Okay, that was the high level overview, let start on the real details.
The ADO.NET Entity Framework Overview June 2006:
- Oh joy! Three ORM frameworks. Linq to SQL, Linq to DataSet, Linq to Entities.
- I understand the need of simple examples, but this is wrong:
where order.Status == "Pending Stock Verification"This is no data mdoel that I know. There is no need to start the bad habits in the documentation. - This is a new record. They managed to piss me off on the very first page. The code example that they give as the desired state doesn't even make sense. Check the seond part of the example (in page 6), they load all the products, regardless of the order that has it. No order will ever ship unless all the products are shippable.

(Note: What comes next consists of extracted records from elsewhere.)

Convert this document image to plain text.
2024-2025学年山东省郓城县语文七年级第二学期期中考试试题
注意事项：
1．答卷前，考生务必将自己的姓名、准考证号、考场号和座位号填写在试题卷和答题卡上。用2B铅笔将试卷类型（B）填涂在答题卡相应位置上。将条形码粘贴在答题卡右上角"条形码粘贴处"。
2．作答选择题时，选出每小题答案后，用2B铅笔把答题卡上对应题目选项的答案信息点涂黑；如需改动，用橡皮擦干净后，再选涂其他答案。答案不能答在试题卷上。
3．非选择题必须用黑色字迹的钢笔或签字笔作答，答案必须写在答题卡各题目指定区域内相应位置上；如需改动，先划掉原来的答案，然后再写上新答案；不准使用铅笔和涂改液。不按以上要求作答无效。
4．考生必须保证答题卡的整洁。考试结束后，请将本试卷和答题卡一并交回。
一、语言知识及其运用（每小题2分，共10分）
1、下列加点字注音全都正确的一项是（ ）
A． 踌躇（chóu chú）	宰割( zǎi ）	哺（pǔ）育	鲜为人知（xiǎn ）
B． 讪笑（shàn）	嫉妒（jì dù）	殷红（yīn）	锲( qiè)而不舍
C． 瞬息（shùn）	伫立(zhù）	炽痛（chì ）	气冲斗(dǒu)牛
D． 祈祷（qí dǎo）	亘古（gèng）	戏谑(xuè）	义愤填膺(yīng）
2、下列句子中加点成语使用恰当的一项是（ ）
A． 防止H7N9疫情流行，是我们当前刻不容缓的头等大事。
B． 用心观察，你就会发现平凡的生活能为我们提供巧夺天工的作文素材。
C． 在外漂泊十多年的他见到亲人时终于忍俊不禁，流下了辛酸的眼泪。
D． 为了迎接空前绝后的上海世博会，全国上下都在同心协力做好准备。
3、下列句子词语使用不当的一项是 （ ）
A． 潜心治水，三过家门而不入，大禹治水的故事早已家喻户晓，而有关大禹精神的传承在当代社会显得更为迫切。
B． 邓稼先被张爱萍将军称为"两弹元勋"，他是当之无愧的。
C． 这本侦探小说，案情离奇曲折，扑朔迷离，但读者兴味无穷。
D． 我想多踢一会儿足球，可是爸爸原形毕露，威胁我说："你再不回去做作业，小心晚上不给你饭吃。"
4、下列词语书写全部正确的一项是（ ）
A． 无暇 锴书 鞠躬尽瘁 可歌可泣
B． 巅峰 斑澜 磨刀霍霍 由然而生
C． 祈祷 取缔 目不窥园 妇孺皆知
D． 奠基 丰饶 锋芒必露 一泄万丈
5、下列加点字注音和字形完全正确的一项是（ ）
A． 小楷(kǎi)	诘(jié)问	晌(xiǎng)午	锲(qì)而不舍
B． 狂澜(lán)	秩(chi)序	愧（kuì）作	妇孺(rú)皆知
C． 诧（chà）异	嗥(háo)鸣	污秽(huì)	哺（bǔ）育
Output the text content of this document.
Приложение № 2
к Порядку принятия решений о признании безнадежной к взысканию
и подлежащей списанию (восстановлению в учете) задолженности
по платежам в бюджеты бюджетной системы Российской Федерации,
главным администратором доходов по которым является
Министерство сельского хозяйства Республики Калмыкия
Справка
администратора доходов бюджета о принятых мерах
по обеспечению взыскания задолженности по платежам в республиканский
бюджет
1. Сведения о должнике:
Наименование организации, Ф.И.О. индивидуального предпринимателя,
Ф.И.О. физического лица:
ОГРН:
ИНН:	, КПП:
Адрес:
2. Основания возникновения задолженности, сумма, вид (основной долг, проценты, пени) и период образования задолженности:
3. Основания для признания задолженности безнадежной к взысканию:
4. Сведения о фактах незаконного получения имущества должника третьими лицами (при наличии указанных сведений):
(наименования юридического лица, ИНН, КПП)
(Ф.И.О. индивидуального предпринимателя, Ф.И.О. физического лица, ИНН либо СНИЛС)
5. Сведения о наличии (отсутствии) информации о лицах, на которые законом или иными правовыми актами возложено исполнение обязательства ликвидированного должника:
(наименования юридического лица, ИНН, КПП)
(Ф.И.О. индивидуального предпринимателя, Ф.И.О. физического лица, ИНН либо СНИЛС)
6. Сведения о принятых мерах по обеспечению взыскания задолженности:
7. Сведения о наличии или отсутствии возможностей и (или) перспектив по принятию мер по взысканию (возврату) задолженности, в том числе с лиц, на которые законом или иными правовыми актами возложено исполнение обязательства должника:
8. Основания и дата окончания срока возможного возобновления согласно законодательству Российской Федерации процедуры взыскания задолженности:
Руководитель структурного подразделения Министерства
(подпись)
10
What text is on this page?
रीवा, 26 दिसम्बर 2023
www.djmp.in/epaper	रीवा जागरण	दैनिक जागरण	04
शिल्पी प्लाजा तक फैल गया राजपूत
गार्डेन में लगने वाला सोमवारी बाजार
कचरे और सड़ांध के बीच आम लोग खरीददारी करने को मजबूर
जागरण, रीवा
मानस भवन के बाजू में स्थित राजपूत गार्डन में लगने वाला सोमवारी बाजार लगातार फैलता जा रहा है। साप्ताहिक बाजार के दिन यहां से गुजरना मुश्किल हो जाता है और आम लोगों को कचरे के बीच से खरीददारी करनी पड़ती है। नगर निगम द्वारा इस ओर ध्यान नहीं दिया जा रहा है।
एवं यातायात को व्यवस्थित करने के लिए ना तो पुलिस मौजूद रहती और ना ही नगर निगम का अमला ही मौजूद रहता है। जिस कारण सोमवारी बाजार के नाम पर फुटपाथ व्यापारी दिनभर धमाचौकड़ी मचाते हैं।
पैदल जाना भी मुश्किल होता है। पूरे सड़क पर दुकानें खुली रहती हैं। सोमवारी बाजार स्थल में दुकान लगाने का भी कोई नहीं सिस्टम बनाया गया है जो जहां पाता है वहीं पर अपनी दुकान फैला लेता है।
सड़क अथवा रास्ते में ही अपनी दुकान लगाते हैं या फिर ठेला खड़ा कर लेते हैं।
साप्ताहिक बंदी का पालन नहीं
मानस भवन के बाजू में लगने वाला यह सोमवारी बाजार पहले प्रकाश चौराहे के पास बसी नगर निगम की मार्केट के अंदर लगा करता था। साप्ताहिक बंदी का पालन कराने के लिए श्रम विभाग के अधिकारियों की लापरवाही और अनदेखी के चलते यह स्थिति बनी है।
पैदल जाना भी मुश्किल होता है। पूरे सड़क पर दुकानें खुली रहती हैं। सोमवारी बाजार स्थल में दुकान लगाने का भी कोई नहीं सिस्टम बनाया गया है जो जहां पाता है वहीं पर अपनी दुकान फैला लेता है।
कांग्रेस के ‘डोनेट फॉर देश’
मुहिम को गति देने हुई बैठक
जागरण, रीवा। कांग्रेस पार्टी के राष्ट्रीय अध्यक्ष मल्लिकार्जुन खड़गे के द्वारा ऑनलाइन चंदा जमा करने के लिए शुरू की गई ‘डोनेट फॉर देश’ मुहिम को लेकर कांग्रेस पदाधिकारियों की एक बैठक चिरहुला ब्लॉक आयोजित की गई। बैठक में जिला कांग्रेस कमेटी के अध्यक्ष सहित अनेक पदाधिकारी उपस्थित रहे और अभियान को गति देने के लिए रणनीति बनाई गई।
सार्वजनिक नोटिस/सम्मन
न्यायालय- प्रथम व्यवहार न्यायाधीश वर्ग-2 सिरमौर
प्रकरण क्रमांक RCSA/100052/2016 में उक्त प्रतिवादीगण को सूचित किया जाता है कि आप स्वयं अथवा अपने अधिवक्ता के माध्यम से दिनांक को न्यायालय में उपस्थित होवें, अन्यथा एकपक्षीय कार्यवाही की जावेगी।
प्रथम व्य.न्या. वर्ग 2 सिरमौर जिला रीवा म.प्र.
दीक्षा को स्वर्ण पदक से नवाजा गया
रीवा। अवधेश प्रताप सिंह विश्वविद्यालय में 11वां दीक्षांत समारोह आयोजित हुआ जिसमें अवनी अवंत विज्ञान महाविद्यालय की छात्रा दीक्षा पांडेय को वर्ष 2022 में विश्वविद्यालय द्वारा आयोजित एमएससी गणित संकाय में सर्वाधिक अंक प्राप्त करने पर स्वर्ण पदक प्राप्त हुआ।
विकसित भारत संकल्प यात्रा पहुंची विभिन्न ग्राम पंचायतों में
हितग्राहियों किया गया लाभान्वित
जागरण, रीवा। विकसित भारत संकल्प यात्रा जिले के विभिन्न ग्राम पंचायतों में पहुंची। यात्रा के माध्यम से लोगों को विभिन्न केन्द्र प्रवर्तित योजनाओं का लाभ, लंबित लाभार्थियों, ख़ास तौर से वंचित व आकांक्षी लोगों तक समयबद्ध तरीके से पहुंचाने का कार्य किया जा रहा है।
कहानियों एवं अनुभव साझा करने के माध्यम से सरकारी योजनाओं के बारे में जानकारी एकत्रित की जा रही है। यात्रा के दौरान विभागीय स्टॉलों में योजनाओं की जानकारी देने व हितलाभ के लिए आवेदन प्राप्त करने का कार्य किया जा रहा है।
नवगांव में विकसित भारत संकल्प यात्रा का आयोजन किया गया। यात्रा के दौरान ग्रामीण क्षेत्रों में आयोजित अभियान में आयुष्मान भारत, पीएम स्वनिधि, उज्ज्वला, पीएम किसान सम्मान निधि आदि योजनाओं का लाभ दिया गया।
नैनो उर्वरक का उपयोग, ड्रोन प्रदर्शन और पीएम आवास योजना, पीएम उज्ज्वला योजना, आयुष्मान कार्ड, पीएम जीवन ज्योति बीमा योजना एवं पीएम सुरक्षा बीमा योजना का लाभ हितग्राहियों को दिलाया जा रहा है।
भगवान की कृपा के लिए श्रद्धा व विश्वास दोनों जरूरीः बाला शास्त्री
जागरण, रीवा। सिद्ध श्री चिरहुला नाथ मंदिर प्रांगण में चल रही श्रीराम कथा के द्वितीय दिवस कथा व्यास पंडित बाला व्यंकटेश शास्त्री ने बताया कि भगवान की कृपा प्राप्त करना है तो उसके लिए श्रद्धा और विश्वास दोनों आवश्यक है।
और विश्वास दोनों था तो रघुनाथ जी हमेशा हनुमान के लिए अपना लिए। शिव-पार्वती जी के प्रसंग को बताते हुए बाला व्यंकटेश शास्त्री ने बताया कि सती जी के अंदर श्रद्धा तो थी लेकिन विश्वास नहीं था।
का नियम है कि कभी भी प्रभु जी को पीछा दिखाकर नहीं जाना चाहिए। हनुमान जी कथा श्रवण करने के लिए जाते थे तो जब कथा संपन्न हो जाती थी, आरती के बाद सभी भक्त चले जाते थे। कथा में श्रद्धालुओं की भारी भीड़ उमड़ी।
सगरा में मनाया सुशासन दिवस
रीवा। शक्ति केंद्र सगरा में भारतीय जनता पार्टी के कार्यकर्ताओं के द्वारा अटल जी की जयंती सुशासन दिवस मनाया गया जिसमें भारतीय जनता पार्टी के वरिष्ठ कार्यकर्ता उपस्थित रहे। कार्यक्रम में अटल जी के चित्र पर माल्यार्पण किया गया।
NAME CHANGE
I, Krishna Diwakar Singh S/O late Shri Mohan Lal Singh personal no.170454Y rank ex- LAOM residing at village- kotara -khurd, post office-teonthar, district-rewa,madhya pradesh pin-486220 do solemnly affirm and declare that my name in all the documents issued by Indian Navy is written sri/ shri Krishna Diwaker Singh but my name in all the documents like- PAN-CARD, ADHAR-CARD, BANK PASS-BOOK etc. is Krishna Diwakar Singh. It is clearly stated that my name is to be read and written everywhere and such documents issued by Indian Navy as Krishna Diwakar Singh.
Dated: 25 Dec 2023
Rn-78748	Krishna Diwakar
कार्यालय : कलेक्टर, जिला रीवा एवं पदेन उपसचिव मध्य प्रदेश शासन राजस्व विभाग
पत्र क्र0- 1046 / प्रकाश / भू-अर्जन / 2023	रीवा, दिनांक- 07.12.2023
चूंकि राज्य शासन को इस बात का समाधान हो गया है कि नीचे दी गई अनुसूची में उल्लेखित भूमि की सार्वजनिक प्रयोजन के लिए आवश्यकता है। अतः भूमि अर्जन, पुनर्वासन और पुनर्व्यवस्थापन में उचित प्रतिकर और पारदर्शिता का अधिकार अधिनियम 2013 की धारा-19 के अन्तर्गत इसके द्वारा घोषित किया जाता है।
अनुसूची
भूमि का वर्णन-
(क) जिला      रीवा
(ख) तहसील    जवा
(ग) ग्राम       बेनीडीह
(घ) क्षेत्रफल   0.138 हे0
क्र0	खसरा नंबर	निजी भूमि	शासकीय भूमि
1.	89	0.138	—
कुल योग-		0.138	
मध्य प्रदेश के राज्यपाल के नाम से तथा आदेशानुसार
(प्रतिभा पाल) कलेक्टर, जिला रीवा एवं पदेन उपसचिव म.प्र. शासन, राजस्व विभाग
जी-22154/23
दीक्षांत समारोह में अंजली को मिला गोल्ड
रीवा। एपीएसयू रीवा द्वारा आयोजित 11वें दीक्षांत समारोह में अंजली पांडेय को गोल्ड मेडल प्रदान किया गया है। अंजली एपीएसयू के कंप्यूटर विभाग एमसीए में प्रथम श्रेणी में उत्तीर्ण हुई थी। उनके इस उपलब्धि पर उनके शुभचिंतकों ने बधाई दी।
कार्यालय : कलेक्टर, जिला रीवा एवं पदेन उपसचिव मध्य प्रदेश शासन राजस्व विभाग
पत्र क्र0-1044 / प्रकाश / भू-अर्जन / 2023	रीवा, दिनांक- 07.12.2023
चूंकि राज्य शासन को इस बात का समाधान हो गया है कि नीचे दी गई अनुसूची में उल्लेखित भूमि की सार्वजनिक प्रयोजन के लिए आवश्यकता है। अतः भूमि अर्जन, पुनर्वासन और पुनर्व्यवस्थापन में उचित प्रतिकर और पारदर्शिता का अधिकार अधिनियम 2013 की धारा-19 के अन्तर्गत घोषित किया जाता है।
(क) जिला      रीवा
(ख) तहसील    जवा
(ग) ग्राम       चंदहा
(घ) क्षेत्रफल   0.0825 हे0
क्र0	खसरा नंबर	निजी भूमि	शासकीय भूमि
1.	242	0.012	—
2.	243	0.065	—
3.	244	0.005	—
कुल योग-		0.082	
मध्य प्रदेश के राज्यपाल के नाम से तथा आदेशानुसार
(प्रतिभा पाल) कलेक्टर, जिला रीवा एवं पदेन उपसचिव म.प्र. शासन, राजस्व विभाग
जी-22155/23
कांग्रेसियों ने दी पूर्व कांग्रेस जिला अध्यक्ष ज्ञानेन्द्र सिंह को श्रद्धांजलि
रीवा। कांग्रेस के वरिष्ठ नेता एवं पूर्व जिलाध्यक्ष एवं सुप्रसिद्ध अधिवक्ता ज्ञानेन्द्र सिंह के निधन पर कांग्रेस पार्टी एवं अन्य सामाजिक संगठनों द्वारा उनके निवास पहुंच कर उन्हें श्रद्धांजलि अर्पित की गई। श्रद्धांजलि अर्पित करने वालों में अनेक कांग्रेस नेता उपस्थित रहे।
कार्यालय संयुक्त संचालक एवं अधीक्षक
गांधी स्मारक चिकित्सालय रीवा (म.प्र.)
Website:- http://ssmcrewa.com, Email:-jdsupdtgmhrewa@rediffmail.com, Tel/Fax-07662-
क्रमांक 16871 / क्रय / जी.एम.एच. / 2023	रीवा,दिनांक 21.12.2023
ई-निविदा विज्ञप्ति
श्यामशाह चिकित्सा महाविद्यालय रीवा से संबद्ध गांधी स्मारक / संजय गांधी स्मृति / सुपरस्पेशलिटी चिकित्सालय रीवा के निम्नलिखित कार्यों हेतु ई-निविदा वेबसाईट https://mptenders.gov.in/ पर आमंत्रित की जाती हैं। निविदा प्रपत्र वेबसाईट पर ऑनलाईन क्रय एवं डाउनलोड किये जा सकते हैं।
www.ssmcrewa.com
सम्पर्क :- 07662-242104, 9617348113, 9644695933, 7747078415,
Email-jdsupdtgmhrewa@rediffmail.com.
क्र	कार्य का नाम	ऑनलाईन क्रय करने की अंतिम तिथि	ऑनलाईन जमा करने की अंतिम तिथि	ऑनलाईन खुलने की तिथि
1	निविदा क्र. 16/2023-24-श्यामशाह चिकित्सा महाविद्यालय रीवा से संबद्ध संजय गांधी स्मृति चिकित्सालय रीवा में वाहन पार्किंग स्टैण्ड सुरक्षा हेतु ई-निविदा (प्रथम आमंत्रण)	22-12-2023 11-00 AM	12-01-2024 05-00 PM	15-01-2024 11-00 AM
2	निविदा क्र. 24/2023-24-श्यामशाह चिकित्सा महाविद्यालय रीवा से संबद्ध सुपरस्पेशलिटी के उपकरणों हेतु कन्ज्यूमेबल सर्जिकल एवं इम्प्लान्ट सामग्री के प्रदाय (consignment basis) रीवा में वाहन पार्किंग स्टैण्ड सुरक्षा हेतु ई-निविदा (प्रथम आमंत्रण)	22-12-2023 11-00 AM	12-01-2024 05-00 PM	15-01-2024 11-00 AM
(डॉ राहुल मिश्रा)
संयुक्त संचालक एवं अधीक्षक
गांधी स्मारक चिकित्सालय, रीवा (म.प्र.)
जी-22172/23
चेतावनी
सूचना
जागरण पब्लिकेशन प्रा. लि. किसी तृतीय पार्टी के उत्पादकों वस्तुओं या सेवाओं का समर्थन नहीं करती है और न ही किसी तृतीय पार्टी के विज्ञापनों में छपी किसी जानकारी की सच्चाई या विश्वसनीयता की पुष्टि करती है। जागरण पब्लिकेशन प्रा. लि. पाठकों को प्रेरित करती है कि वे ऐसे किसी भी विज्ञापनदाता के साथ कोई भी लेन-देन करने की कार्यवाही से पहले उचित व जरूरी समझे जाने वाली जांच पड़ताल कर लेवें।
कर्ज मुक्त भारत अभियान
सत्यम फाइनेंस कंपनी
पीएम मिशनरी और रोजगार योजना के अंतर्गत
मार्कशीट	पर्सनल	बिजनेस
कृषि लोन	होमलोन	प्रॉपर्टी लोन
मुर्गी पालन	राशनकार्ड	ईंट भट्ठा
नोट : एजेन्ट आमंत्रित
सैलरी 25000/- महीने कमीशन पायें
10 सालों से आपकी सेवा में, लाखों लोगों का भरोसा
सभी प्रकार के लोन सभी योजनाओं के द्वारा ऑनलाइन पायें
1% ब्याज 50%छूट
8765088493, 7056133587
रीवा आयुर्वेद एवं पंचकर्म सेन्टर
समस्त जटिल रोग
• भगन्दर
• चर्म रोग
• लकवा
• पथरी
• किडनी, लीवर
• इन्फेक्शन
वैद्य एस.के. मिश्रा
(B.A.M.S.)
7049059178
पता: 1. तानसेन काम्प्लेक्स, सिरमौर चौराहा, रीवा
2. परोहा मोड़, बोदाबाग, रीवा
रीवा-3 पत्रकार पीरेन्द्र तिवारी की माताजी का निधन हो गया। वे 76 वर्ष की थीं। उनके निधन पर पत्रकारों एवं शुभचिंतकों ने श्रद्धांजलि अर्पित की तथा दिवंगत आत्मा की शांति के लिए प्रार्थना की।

- What about custom collections? I'm only 1/3 of the way, so it may appear later, but this is a very big concern.
- Page 10: What do they mean? No behavior inheritance? If you map a table to a set of related classes, you bet you will get behavior inheritance. It is one of the more powerful features on an OR/M.
- Sigh. It looks like this is much about providing a mapping layer between the database and the logical model, and getting uptyped results back. I'm not excited about this at all. This is where they are putting quite a bit of emphasis.
- Given that they create a new langauge to work with the data, why not make it compatible with the way Linq work and use from-select-where ?
- Check this:
SELECT VALUE sp
FROM AdventureWorks.AdventureWorksDB.SalesPeople AS sp
WHERE EXISTS(
SELECT VALUE o
FROM NAVIGATE(p, AdventureWorks.SalesPerson_Order) AS o
WHERE o.TotalDue > 200000)
The same query, expressed in HQL (Hiberante Query Languague) will look like this:
SELECT sp FROM
SalesPeople sp join sp.Orders o where o.TotalDue > 200000
- This is the magic? Please tell that they are joking...
ctx.GetQuery<SalesPerson>("some eSql Query");Where is the Linq stuff? It was mentioned briefly as the ideal, but I didn't see it since (page 20).
p.Orders.Source.Where("it.Status == 0") - A side note, I see a lot of code written like this:
"SELECT VALUE "
+
"FROM AdventureWorks.AdventureWorksDB.SalesOrders AS o " +
"WHERE o.Status = 0" - Okay, chapter 4 is titled "Linq to Entities", so I guess there is Linq magic there.
- The Linq samples looks like I expected them too. So I guess that I worried for no reason.
- The Linq on DataSet stuff it just ugly on untyped datasets. The difference between untyped & typed is just amazing.
- No word on the difference between Linq for SQL (DLinq) and Linq for Entities except that the mapping is done directly against the database and not against a mapping layer on top of the databse (oh, how the Architects are going to love this).
- It looks like that are two types of mapping: Database --> EDM, Database?/EDM? --> Classes. And yet I see no references to the database on the EDM, and plenty of references to the database in the classes mapping.
Overall, not really impressed. I guess I will have to wait until I have the real bits to play bit, but except from the Linq magic, I don't see anything really interesting. I do foresee quite a bit of confusion, though.